Antes que o Ganges flua noite adentro,
Antes que a faca enferruje, o sonho perca
A forma do crescente, antes que o tigre corra
A se esconder em suas páginas, Borges, devo
Escrever o poema. A insônia traz lucidez,
E uma voz emprestada torna a verdadeira
Livre: conduza-me, eu que não sou mais que o malaio
Em De Quincey, uma sombra sem fala num mundo
De som, ao labirinto da terrena
Biblioteca, aperfeiçoe-me em sua obra.

Bad for verse

Middle age is bad for verse,
Specially for a surrealist.
A loss of vision is a loss of words.

What went wrong? He doesn’t know.
The morning light still falls on leaves.
The man he was died years ago.

Now, sitting in an easy-chair,
He stares at the blank wall in front,
Shading the eyes to cut the glare.

Prejudicial aos versos

A meia-idade é prejudicial aos versos,
Sobretudo para um surrealista.
Perda de visão é perda de palavras.

O que deu errado?

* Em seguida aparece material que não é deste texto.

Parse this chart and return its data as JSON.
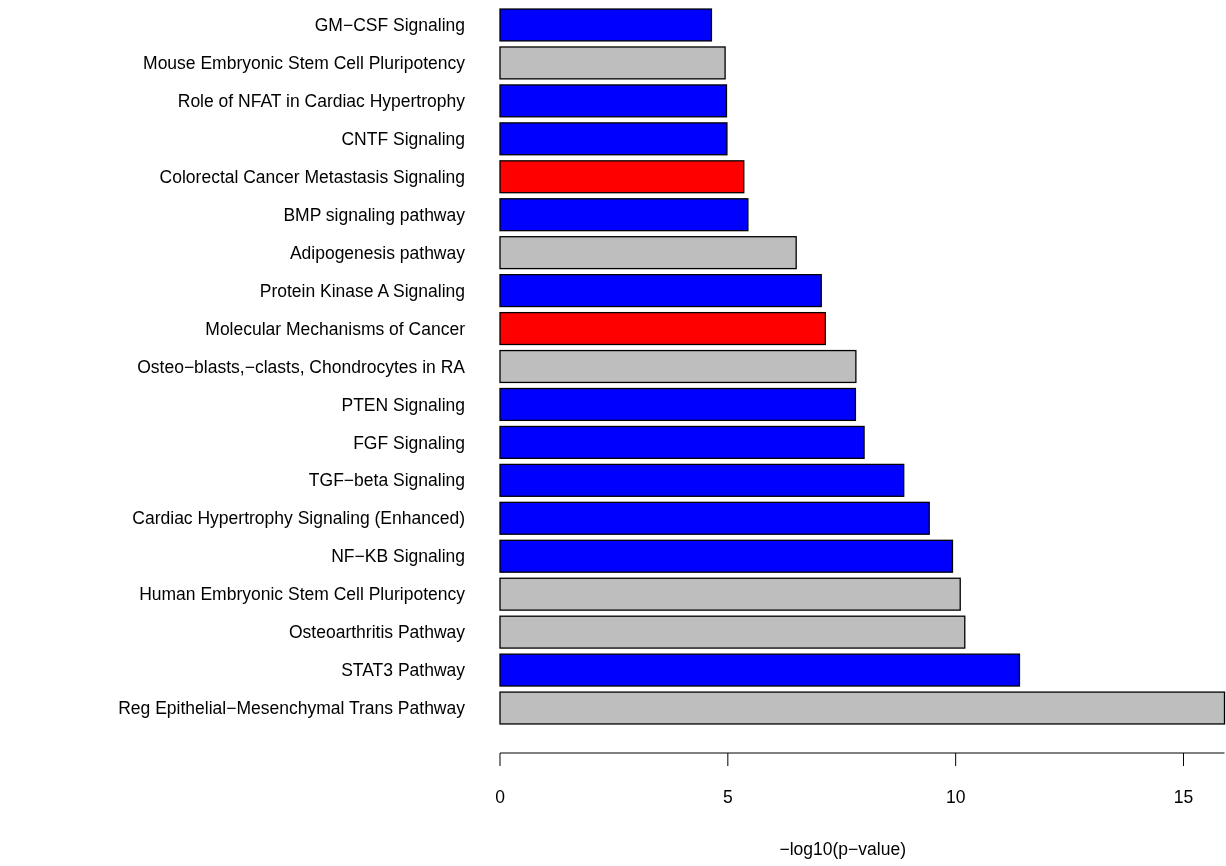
{
  "chart_data": {
    "type": "bar",
    "orientation": "horizontal",
    "xlabel": "−log10(p−value)",
    "categories": [
      "GM−CSF Signaling",
      "Mouse Embryonic Stem Cell Pluripotency",
      "Role of NFAT in Cardiac Hypertrophy",
      "CNTF Signaling",
      "Colorectal Cancer Metastasis Signaling",
      "BMP signaling pathway",
      "Adipogenesis pathway",
      "Protein Kinase A Signaling",
      "Molecular Mechanisms of Cancer",
      "Osteo−blasts,−clasts, Chondrocytes in RA",
      "PTEN Signaling",
      "FGF Signaling",
      "TGF−beta Signaling",
      "Cardiac Hypertrophy Signaling (Enhanced)",
      "NF−KB Signaling",
      "Human Embryonic Stem Cell Pluripotency",
      "Osteoarthritis Pathway",
      "STAT3 Pathway",
      "Reg Epithelial−Mesenchymal Trans Pathway"
    ],
    "values": [
      4.64,
      4.94,
      4.97,
      4.98,
      5.35,
      5.44,
      6.5,
      7.05,
      7.14,
      7.81,
      7.8,
      7.99,
      8.86,
      9.42,
      9.93,
      10.1,
      10.2,
      11.4,
      15.9
    ],
    "colors": [
      "#0000ff",
      "#bebebe",
      "#0000ff",
      "#0000ff",
      "#ff0000",
      "#0000ff",
      "#bebebe",
      "#0000ff",
      "#ff0000",
      "#bebebe",
      "#0000ff",
      "#0000ff",
      "#0000ff",
      "#0000ff",
      "#0000ff",
      "#bebebe",
      "#bebebe",
      "#0000ff",
      "#bebebe"
    ],
    "xlim": [
      0,
      15.9
    ],
    "xticks": [
      0,
      5,
      10,
      15
    ]
  }
}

Ele não sabe.
A luz da manhã ainda cai sobre as folhas.
O homem que ele era morreu há anos.

Agora, sentado numa poltrona,
Ele fita a parede nua à sua frente,
Protegendo os olhos para abrandar o fulgor.

Paving Stones

“It’s to win your hand”, I say,
as I go down on my knees to
scrub with a wire brush
the paving stones in the garden.

Within seconds you reply,
“You have it already.
Okay, get up.
Here’s my hand.”

As always, you are here
and not here, just as
I’m on my knees, then not
on my knees.

I grab the hand.

Pedras da calçada

“É para conquistar a sua mão”, digo,
enquanto me ponho de joelhos para
esfregar com uma escova de aço
as pedras da calçada no jardim.

Em poucos segundos você responde,
“Ela já é sua.
Está bem, levante-se.
Aqui está a minha mão.”

Como sempre, você está aqui
e não está, assim como
eu estou de joelhos, depois não mais
de joelhos.

Agarro a mão.

Arvind Krishna Mehrotra
Nasceu em 1947 em Lahore, hoje território paquistanês. É um dos mais celebrados poetas indianos que escrevem em inglês, e também ensaísta e tradutor de línguas indianas como o hindi e o bengali.
Adriana Lisboa

Nasceu em 1970 no Rio de Janeiro (RJ) e atualmente vive nos Estados Unidos. Entre romances, contos, livros infantis e infanto-juvenis, possui mais de dez títulos publicados. Possui três títulos em poesia: Parte da paisagem (2014), Pequena música (2018 — Menção honrosa no prêmio Casa de las Américas) e Deriva (2019).